I liked the previous one in the series, covering the millennium up to 1649, but this one’s even better: covering as it does one of the more interesting periods of British history, from the English Civil War through the end of the Napoleonic Wars.
It’s full of great stories: both the greater narrative of British sea power that started out as a collective myth but ended up as reality; and the smaller stories, in themselves no less epic. Rodger, in a single page, can outline the material for a book of its own.
Like Captain George Anson, who in 1740 was sent to the Pacific Coast of South America to attack Panama. He set sail with eight ships, enduring a “horrific three month struggle to round Cape Horn against the fierce gales of the Southern Ocean”; and when his squadron reassembled in the Pacific he’d lost three ships – one wrecked, two having turned back – and two thirds of his remaining men to scurvy. Naturally at this point, after a bit of raiding up the coast, he thought he’d emulate Drake by crossing the Pacific, as one does when one is a British officer. By this time he was down to two ships, but with another outbreak of scurvy had to scuttle the other for lack of hands before making for Canton, where he refitted; and while pretending to be making for Britain (presumably to keep the crew happy) took the annual Spanish treasure galleon off the Phillippines coast. After selling it at Canton he made his way back to England, arriving in June 1744, just three months short of four years away. This is pretty amazing when you think about it. But terrible too: according to Rodger, “more than 1,300 members of the original expedition perished, and 145 now remained to see England again”.
And this account, of the 1759 destruction of the French fleet in the Battle of Quiberon (Bay on the southern Brittany coast), an action that eliminated the threat of French invasion during the Seven Years War:
The scene was dramatic. Both fleets were driving eastwards before a rising gale, the French shortening sail, Hawke’s ships shaking the reefs out of their topsails. Before them in the fading light of a winter’s afternoon lay a dangerous coast of which [the British] had no reliable charts.

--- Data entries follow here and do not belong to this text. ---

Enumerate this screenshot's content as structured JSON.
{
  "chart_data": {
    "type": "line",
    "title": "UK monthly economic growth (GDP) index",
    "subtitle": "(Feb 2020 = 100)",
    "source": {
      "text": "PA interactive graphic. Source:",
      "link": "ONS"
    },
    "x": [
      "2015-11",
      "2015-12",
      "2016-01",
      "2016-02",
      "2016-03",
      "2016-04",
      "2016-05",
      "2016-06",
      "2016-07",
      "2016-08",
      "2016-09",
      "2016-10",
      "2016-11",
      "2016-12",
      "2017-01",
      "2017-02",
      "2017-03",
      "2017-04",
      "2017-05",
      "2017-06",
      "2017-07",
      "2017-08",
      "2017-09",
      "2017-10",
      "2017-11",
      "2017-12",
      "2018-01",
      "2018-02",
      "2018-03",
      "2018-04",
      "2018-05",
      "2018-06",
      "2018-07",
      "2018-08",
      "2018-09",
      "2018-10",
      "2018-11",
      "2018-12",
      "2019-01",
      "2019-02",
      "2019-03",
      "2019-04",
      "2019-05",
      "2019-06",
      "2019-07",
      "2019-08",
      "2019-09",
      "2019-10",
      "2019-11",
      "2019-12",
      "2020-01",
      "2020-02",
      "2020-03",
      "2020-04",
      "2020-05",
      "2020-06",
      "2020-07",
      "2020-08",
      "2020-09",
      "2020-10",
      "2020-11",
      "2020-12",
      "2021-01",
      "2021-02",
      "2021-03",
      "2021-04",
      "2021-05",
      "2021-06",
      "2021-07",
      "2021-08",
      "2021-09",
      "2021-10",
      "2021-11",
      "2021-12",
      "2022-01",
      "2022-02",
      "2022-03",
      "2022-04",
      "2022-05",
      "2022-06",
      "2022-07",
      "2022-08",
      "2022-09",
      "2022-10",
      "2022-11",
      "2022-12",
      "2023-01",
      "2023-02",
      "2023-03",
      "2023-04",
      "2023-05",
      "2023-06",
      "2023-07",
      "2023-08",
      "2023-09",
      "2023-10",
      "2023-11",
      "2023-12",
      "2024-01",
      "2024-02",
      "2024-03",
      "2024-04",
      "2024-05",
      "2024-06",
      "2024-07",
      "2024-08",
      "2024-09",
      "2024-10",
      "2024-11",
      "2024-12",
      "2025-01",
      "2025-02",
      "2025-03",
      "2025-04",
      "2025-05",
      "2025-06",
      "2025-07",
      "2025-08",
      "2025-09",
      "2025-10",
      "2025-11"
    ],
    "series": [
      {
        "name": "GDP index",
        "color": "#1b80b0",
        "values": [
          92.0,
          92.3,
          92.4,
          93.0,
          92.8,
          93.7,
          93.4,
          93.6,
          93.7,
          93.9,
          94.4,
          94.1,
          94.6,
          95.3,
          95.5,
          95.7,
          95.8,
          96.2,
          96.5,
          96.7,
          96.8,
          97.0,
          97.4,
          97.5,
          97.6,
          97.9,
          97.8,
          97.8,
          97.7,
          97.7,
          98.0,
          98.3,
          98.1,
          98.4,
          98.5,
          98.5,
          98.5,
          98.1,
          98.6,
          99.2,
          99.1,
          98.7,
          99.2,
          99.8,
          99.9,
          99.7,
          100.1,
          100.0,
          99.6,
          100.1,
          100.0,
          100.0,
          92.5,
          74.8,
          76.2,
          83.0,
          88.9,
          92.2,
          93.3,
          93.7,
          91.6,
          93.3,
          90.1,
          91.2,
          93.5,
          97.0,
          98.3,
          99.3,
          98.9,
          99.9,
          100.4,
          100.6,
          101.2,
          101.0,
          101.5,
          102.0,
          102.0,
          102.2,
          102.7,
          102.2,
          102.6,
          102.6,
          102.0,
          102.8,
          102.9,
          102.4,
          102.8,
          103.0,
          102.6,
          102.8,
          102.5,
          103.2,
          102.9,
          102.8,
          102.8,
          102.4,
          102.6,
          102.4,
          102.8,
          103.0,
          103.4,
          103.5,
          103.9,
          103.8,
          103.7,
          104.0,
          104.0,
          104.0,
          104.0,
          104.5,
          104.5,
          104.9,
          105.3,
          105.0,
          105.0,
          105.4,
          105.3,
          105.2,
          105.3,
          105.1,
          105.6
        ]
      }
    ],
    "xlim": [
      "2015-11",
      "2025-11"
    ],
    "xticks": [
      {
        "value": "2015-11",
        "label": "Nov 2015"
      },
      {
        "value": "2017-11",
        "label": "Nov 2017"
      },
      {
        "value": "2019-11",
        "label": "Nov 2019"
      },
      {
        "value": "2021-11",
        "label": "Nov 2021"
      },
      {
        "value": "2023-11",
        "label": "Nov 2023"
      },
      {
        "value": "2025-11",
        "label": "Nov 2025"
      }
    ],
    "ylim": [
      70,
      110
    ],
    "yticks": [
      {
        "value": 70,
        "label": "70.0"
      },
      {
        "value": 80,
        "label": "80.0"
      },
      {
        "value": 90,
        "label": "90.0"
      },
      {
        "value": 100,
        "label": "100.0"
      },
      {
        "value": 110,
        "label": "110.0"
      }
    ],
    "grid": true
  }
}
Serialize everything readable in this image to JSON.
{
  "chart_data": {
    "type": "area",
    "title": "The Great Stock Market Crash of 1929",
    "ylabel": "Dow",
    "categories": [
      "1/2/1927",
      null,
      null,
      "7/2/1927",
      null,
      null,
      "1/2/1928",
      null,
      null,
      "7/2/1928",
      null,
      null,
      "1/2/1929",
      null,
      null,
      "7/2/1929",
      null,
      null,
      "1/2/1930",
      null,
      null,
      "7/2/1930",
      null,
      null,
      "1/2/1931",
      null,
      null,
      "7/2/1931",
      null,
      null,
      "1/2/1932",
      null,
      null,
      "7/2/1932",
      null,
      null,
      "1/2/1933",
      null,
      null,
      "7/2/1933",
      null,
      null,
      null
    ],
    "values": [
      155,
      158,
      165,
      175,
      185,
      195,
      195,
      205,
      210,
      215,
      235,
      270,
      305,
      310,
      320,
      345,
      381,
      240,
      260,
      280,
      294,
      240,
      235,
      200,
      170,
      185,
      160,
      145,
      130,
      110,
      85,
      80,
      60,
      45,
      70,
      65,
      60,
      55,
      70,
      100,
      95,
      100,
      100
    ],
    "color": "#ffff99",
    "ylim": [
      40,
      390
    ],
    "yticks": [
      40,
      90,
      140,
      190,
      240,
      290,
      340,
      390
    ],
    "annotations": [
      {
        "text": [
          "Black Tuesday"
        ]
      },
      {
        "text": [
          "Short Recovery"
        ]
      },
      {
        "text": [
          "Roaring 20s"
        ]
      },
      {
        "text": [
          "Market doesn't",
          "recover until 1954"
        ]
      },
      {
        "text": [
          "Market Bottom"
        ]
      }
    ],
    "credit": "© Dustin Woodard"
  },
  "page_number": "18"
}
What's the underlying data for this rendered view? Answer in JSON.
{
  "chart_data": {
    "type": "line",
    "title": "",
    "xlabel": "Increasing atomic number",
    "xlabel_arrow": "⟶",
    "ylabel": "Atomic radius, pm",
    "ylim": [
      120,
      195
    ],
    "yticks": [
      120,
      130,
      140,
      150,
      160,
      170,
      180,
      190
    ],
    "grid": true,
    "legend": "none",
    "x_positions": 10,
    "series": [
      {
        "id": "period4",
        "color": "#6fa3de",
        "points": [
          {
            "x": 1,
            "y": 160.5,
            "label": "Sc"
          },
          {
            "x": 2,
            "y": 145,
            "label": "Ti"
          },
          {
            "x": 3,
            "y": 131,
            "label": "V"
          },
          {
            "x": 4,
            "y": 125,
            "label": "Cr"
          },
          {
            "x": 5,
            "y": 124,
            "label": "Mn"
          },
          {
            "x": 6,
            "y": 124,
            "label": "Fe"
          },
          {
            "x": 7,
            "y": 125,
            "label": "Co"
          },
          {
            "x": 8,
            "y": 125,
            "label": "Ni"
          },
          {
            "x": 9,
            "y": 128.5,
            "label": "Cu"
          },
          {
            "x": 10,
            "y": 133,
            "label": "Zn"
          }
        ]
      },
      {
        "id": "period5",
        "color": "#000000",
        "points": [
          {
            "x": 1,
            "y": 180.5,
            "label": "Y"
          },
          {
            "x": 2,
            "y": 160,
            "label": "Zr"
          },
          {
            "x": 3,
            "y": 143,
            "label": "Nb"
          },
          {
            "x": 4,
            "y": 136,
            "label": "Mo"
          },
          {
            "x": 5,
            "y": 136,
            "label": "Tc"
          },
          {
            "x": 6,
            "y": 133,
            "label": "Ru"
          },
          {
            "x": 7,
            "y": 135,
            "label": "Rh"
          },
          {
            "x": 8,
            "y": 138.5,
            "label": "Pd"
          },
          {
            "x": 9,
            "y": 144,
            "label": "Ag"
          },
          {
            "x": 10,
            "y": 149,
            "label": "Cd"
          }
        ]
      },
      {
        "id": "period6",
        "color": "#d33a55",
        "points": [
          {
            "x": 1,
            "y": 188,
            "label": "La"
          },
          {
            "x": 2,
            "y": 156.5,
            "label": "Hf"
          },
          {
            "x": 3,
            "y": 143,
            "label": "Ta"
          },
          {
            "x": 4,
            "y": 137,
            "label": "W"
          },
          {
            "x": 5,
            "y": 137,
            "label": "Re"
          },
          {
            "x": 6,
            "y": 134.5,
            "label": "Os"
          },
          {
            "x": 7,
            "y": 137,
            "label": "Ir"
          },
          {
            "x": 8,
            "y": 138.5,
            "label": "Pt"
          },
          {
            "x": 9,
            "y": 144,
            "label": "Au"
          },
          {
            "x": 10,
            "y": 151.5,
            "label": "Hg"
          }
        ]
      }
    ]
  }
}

The French didn’t think the British would be fool enough to follow them into the bay, an unknown shore for them and with a gale behind them, but they were wrong. So wrong. Two British ships were wrecked but the French fleet was destroyed. “No British admiral ever rang such navigational risks or gained so dramatic a victory”, says Rodger.
The other interesting aspect is the view of history though a maritime lens: I had not thought of Charles II and his brother James as great sailors, but they were, and did much to advance the navy. Pepys; Pitt; William III (who would appear to have been is somewhat unfairly not credited by history for his successful invasion of England with his Dutch army in 1688) all featuring to a greater or lesser degree and providing leads for my further reading. And how Protestantism and piracy seemed to go so well together.
And… (this is the best bit) I’m less than halfway through. Bliss.